The divmod() function return both the quotient and the the mod. The return value is two arrays, the first array contains the quotient and second array contains the mod.



import numpy as np

arr1 = np.array([10, 20, 30, 40, 50, 60])
arr2 = np.array([3, 7, 9, 8, 2, 33])

newarr = np.divmod(arr1, arr2)

print(newarr)

#output: (array([ 3, 2, 3, 5, 25, 1], dtype=int32),
# array([ 1, 6, 3, 0, 0, 27], dtype=int32))

The example above will return:
(array([3, 2, 3, 5, 25, 1]), array([1, 6, 3, 0, 0, 27]))
The first array represents the quotients, (the integer value when you divide 10 with 3, 20 with 7, 30 with 9 etc.
The second array represents the remainders of the same divisions.


Absolute values

Both the absolute() and the abs() functions  do the same absolute operation element-wise but we should use absolute() to avoid confusion with python's inbuilt math.abs()


import numpy as np

arr = np.array([-1, -2, 1, 2, 3, -4])

newarr = np.absolute(arr)

print(newarr)

#output: [1 2 1 2 3 4]


---------------------------------------------------------------------------------------------


Rounding Decimals


There are primarily five ways of rounding off decimals in NumPy:

  • truncation
  • fix
  • rounding
  • floor
  • ceil


Truncation


Remove the decimals, and return the float number closest to zero. Use the trunc() and fix() functions.


import numpy as np

arr = np.trunc([-3.1666, 3.6667])

print(arr)
#output: [-3. 3.]


Rounding


The around() function increments preceding digit or decimal by 1 if >=5 else do nothing.

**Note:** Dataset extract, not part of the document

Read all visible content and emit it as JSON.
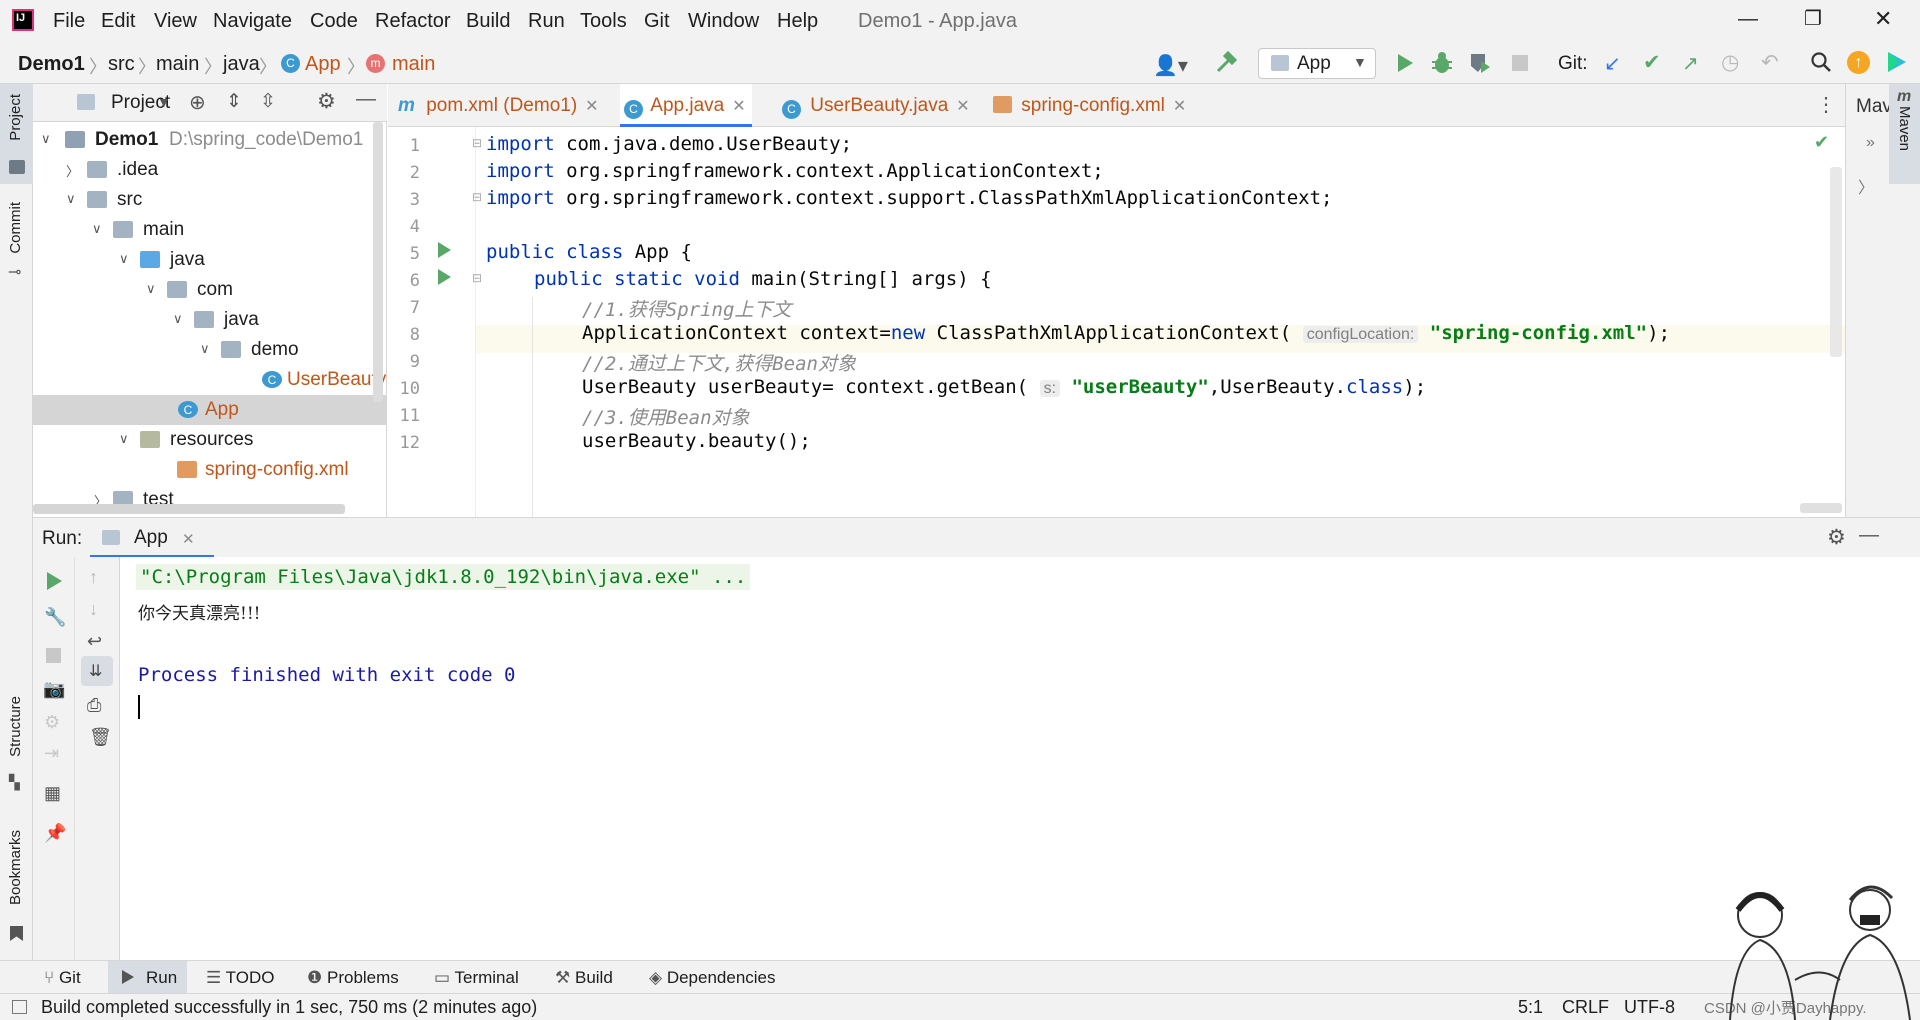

E.g. round off to 1 decimal point, 3.16666 is 3.2


import numpy as np

arr = np.around(3.1666, 2) # Rounds off to 2 decimal places

print(arr)
#output: 3.17


Floor

The floor() function rounds off decimal to nearest lower integer.

E.g. floor of 3.166 is 3.


import numpy as np

arr = np.floor([-3.1666, 3.6667])

print(arr)
#output: [-4. 3.]


Note: The floor() function returns floats, unlike the trunc() function who returns integers.



Ceil

The ceil() function rounds off decimal to nearest upper integer.

E.g. ceil of 3.166 is 4.



import numpy as np

arr = np.ceil([-3.1666, 3.6667])

print(arr)
#output: [-3. 4.]


-------------------------------------------------------------------------------------------------------------------------


NumPy Logs


NumPy provides functions to perform log at the base 2, e and 10.

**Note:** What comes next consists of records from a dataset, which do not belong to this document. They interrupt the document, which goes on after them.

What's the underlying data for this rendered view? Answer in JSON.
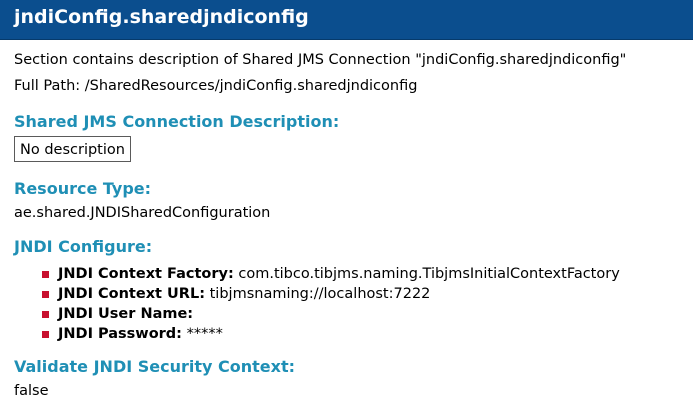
{
  "header": {
    "title": "jndiConfig.sharedjndiconfig"
  },
  "intro": {
    "section_description": "Section contains description of Shared JMS Connection \"jndiConfig.sharedjndiconfig\"",
    "full_path": "Full Path: /SharedResources/jndiConfig.sharedjndiconfig"
  },
  "connection_description": {
    "heading": "Shared JMS Connection Description:",
    "value": "No description"
  },
  "resource_type": {
    "heading": "Resource Type:",
    "value": "ae.shared.JNDISharedConfiguration"
  },
  "jndi_configure": {
    "heading": "JNDI Configure:",
    "items": [
      {
        "label": "JNDI Context Factory:",
        "value": " com.tibco.tibjms.naming.TibjmsInitialContextFactory"
      },
      {
        "label": "JNDI Context URL:",
        "value": " tibjmsnaming://localhost:7222"
      },
      {
        "label": "JNDI User Name:",
        "value": ""
      },
      {
        "label": "JNDI Password:",
        "value": " *****"
      }
    ]
  },
  "validate_security": {
    "heading": "Validate JNDI Security Context:",
    "value": "false"
  },
  "colors": {
    "title_bar": "#0b4e8e",
    "heading_text": "#1f8fb5",
    "bullet": "#c8102e"
  }
}
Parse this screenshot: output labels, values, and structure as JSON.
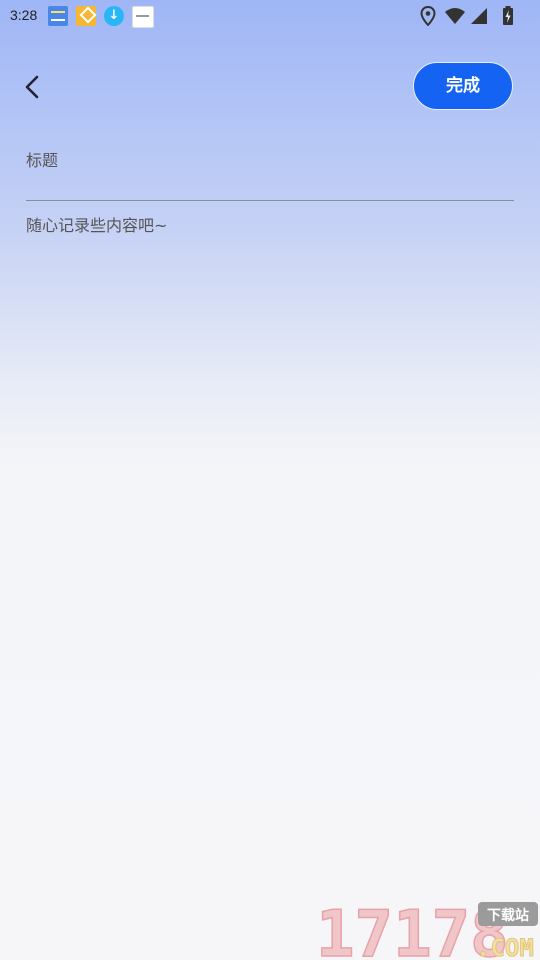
{
  "status_bar": {
    "time": "3:28",
    "notification_icons": [
      "news-app-icon",
      "game-app-icon",
      "download-icon",
      "browser-app-icon"
    ],
    "system_icons": [
      "location-icon",
      "wifi-icon",
      "signal-icon",
      "battery-charging-icon"
    ]
  },
  "header": {
    "back_icon": "chevron-left-icon",
    "done_label": "完成"
  },
  "editor": {
    "title_placeholder": "标题",
    "title_value": "",
    "content_placeholder": "随心记录些内容吧~",
    "content_value": ""
  },
  "watermark": {
    "number": "17178",
    "badge": "下载站",
    "suffix": ".COM"
  },
  "colors": {
    "accent": "#1563f3",
    "gradient_top": "#9fb6f6",
    "background": "#f6f6f9",
    "divider": "#8a8d96"
  }
}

We will also explore how we can take log for any base by creating a custom ufunc.

All of the log functions will place -inf or inf in the elements if the log can not be computed.


Log at Base 2


Use the log2() function to perform log at the base 2.


import numpy as np

arr = np.arange(1, 10)

print(np.log2(arr))
#output: [0. 1. 1.5849625 2. 2.32192809 2.5849625
#2.80735492 3. 3.169925 ]


Note: The arange(1, 10) function returns an array with integers starting from 1 (included) to 10 (not included).


Log at Base 10


Use the log10() function to perform log at the base 10.


import numpy as np

arr = np.arange(1, 10)

print(np.log10(arr))
# [0. 0.30103 0.47712125 0.60205999 0.69897 0.77815125
# 0.84509804 0.90308999 0.95424251]



Natural Log, or Log at Base e

Use the log() function to perform log at the base e.



import numpy as np

arr = np.arange(1, 10)

print(np.log(arr))
# [0. 0.69314718 1.09861229 1.38629436 1.60943791 1.79175947
# 1.94591015 2.07944154 2.19722458]


Log at Any Base

NumPy does not provide any function to take log at any base, so we can use the frompyfunc() function along with inbuilt function math.log() with two input parameters and one output parameter:



from math import log
import numpy as np

nplog = np.frompyfunc(log, 2, 1) #log of 100 to base 15

print(nplog(100, 15))
# 1.7005483074552052


------------------------------------------------------------------------------------------------------------


NumPy Summations

Addition is done between two arguments whereas summation happens over n elements.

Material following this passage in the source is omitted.